I’m thinking that the attitudes and feelings in Ferguson, while they can’t be proven, are speaking loudly enough for most anyone to hear.

This is an open thread.


6 Responses to "Activist Monday: How Do We Prove Racism Today?"

How do you prove or disprove a feeling? Humans are tribal in nature. Look at religions – both mine and yours are not happy with religious intermarriage,. Ethnicities still actively discourage not “marrying your own kind”. In view of these feelings, I am amazed that any social progress and evolution have occurred.
I think, for the most part, that an air of resignation came over my generation as a whole, acceptance began with your generation, and my grandchildren are beginning to make progress with acceptance and actual interchange.
The next huge problem will be in solving the class divide.
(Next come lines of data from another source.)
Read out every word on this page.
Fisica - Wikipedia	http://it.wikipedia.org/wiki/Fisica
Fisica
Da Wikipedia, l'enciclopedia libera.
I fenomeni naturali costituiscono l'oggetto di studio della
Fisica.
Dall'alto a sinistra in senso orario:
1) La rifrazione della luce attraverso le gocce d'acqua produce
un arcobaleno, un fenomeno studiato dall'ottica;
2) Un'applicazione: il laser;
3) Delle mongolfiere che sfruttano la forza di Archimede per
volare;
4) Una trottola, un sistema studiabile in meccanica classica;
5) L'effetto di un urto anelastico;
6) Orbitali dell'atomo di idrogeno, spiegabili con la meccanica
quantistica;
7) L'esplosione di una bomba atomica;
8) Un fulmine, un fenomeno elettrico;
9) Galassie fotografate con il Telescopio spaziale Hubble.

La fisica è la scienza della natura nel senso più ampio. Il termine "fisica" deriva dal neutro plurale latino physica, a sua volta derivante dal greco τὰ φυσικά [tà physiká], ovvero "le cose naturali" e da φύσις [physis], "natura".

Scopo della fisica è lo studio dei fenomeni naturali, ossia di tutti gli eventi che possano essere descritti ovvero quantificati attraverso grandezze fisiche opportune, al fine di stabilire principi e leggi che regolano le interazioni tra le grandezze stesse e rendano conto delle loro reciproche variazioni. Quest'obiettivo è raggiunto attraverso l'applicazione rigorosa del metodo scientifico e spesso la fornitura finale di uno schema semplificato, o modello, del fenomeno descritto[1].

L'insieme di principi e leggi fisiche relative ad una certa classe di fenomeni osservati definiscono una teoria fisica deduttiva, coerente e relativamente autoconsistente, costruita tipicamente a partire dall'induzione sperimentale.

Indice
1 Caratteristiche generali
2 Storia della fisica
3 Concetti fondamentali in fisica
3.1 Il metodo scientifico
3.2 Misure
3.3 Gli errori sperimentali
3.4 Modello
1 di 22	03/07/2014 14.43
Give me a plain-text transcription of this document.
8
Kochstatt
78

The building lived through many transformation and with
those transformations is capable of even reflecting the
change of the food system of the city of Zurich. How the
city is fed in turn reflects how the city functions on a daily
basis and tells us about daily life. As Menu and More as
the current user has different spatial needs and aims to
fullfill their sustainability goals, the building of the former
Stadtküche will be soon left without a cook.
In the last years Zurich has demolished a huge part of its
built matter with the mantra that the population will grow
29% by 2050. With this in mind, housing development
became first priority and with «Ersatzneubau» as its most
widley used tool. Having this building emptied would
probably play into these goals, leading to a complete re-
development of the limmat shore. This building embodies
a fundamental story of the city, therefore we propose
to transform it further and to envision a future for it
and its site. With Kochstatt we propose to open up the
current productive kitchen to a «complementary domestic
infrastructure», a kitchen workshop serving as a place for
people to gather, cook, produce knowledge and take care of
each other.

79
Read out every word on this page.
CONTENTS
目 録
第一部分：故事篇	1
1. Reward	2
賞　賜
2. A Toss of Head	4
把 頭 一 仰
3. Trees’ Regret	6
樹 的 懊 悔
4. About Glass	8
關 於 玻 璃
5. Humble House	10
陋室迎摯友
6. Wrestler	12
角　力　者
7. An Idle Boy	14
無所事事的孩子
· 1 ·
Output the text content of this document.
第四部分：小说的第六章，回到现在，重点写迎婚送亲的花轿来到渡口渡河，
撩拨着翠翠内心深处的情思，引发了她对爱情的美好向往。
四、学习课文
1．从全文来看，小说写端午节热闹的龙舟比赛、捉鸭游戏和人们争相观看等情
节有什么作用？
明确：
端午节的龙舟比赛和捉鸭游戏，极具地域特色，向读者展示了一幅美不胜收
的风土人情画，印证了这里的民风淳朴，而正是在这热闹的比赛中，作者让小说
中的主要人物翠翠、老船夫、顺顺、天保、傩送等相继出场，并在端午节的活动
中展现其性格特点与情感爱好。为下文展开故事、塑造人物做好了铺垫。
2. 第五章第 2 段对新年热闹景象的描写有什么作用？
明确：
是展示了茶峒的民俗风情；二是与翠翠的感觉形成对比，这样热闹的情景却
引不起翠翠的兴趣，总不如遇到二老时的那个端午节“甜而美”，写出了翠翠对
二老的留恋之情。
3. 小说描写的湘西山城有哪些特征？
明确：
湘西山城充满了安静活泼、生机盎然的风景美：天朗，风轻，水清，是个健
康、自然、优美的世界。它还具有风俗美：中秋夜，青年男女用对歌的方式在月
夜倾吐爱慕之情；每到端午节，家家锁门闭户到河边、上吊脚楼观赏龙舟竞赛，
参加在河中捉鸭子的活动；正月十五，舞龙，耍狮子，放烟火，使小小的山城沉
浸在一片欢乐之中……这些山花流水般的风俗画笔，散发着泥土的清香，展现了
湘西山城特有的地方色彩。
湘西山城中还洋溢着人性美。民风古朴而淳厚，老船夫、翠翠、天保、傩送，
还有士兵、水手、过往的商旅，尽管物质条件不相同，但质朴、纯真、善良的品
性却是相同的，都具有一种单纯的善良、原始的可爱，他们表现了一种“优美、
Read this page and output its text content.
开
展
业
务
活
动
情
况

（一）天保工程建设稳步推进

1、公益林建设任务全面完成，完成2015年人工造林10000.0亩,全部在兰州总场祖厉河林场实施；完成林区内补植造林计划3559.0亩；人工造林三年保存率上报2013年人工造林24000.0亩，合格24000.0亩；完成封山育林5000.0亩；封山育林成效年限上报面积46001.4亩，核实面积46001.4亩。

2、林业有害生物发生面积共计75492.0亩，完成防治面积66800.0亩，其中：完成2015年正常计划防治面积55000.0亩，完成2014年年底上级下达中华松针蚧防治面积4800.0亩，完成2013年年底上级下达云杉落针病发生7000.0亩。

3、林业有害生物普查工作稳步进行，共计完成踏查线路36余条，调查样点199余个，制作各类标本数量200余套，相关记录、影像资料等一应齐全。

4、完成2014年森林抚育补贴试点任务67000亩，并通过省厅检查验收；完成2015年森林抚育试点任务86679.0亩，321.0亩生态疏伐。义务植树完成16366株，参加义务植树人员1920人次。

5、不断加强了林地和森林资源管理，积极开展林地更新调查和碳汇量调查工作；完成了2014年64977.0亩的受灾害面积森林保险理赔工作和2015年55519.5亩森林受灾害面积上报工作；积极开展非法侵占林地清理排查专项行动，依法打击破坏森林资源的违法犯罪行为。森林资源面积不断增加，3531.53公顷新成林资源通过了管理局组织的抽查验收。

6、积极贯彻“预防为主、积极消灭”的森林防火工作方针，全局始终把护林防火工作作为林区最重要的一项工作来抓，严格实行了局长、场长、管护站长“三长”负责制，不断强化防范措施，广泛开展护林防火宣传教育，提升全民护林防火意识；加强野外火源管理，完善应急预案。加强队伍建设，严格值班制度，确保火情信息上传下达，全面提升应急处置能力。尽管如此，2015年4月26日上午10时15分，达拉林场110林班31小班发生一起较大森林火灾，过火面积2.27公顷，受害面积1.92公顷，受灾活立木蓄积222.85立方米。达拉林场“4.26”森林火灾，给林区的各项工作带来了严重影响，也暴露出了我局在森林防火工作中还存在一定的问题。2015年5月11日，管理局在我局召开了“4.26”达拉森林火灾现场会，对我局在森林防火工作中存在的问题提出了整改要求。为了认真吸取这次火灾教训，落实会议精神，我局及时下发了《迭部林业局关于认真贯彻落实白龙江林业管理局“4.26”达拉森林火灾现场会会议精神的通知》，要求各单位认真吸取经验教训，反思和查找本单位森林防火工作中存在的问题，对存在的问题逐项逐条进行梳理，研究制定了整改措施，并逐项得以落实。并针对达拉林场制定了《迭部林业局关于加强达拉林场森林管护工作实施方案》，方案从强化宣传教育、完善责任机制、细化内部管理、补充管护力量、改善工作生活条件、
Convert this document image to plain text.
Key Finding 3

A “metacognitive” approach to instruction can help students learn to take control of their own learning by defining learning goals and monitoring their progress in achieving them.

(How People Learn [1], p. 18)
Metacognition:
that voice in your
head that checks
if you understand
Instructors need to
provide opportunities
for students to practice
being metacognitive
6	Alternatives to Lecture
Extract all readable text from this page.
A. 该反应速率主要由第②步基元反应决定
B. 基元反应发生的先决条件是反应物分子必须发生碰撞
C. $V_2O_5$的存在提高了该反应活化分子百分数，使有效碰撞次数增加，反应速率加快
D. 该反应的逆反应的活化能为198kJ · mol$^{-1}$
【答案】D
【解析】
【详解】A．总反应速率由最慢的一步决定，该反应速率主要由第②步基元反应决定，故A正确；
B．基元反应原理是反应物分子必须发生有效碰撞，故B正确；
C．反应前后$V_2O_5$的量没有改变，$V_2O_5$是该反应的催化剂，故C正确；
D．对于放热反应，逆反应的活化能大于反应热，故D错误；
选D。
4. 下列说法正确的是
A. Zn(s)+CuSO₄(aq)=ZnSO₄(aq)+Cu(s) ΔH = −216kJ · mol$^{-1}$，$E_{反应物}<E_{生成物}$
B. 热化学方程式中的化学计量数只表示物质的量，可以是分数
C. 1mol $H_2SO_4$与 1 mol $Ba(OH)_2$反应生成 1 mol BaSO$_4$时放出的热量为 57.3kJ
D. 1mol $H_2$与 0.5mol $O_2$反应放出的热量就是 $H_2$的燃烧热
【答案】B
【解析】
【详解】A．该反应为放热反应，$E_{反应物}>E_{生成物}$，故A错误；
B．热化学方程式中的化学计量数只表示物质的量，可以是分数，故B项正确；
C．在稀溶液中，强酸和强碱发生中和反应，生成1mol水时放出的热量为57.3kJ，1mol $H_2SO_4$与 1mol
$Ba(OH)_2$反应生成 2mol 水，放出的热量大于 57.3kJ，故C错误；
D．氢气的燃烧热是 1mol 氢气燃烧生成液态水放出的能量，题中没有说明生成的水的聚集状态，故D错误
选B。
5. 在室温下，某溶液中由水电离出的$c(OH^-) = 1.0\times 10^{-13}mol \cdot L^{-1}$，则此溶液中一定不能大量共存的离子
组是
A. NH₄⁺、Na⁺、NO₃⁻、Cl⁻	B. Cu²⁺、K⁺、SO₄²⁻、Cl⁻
Probably the only good thing I can say about Nixon is that he took the “Black Power” chant and renamed it “Black Empowerment” rightly assuming that business owners were less likely to be rioting. Of course, there are innumerable poor whites and Latinos as well.
Insofar as Ferguson goes, I am not at all certain that there will be an indictment of this officer. If there is, he will have the trial moved to the whitest part of Missouri, where he will be acquitted. Rioting will promptly occur, and only then will some level of understanding be reached, however tenuous. We have had several episodes of this in Miami: indictments, acquiited by Panhandle juries, a week’s worth of riots, and we no longer bother to indict cops. Now the DOJ investigates our 5-6 episodes per year.

Insofar as Ferguson goes, I am not at all certain that there will be an indictment of this officer.

Due to my lack of legal expertise and Missouri’s laws I have to ask: did he do anything that was indictable? Did he use excessive force in the shooting of Michael Brown? I don’t understand all the technicalities of ballistics and if the cop shot him at close range could that be because Brown was trying to push back against the cop in a struggle at the car? Things like that, I would imagine, are what the grand jury is going to look at. I am willing to bet that the Justice Dept. will look at whether the cop violated Brown’s civil rights so federal indictment is possible.

Great comments, guys. Per Chat’s analysis, I sometimes feel a bit generationally unqualified to speak about racial matters. I missed the 60s.

I hoe that the feds do take over the case. If not, I agree that any action against the officer is unlikely.

The main problem that the officer has is the number of entry wounds on the volar (inside) surface of the forearms. This can only happen when the arms are either stretched out as if in supplication or up over the head while facing the shooter. That’s going to be tough to explain.

Good heavens. Did I bore everyone to death?
@3: Not at all. The struggles of the Sixties are well documented, indeed chronicled. As a generation, while we are still in there swinging, we must admit that we have pretty well done what we can do. The struggle – ALL of them – continues, and it’s up to y’all what will be written next.
The Miami riots took place from 1980-91.

@5: Nope, didn’t bore anyone. Probably folks were watching the Emmys show. 😉

I missed the 60s.

Well I didn’t miss them but let’s say I became cognizant of the issues of the times late in the 60s. In high school I was in a small town in southeast Kentucky that did not have a large AA population. There weren’t any demonstrations or anything like that and I mostly went to school and came home and practiced clarinet for like 3 hrs or so, just totally oblivious of the outside world. The high school was integrated and there were no problems between the whites and blacks that I was aware of.